According to press reports, research access to the Hungarian Radio’s archives is substantially impeded. Blinken OSA denounces any restriction on research freedom and dealing with the past, and offers its own collections related to Hungarian Radio to researchers on the subject.
December 1 is the anniversary of the start of regular radio broadcasting in Hungary, which could be a day of celebration. However, we were sad to read the Népszava report on the state of the Magyar Rádió (Hungarian state radio) archives. According to the article—relying on former staff members of the radio and researchers who requested anonymity—research access to the archives of Magyar Rádió (as well as those of the Hungarian state news agency and the Hungarian public television channels) has been facing increasing obstacles since 2010. No records registry is available, entire collection units have been closed from the public or moved to external storage without an inventory; no information is available on research facility opening hours, research is subject to a letter of assignment, individual assessment, and an hourly fee.
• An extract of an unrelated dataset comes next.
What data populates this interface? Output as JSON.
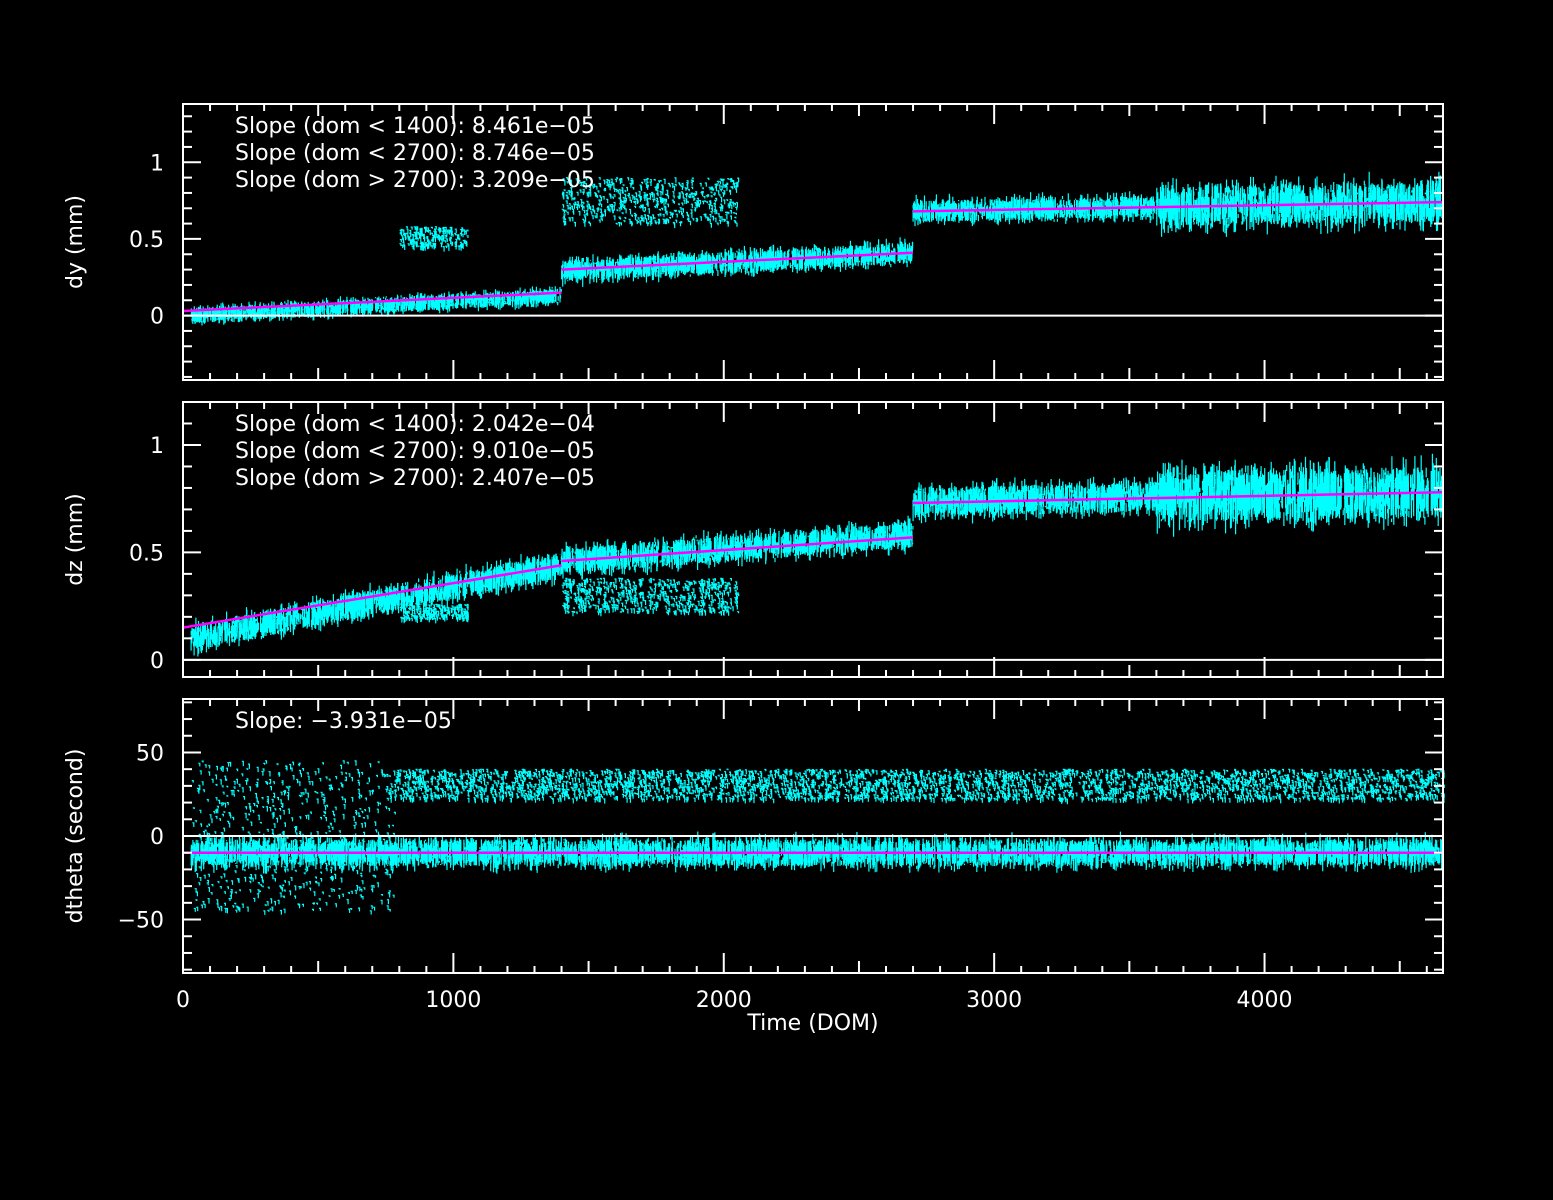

In 2021, the Vera and Donald Blinken Open Society Archives (Blinken OSA) endorsed the Guiding Principles for Safe Havens for Archives at Risk, publishing its unofficial Hungarian translation. Understanding history can be hampered not only by physical risks (whether natural disasters, negligence, or intentional harm), but also by restrictions on their accessibility. As an archives committed to free access, we denounce any restriction on research freedom and on dealing with the past.
Blinken OSA, one of the largest Cold War and human rights archives in the world, is an open-access facility committed to making research materials available to researchers and the wider public free of charge. As consequence of the logic of the Cold War, we preserve the verbatim transcripts of the 1951–1994 political and news broadcasts of Magyar Rádió. The records covering forty-three years of radio broadcasts were created at the Radio Free Europe/Radio Liberty (RFE/RL) Research Institute in Munich. As radio served as the primary source of information for most of the second half of the 20th century, it was also an essential tool of state propaganda in the Eastern Bloc; this is why RFE/RL monitored the Hungarian Radio from the other side of the Iron Curtain, and for the same reason we consider the access to the Magyar Rádió archives instrumental today. The transcripts from 1951 to 1994, preserved in 497 archival boxes at Blinken OSA, are available in our Research Room, with a free registration. We are also striving to make the documents accessible online:
- We have already digitized the transcripts from 1988 to 1990, which are available on our website.
- The transcripts for the year 1989 are also integrated into our website Will There be a 1989?, a curated collection aggregating different primary sources on the year of the Hungarian regime change.
- In a blog post, we’ve published the full transcripts of the broadcasts of October 23 and 24, 1956.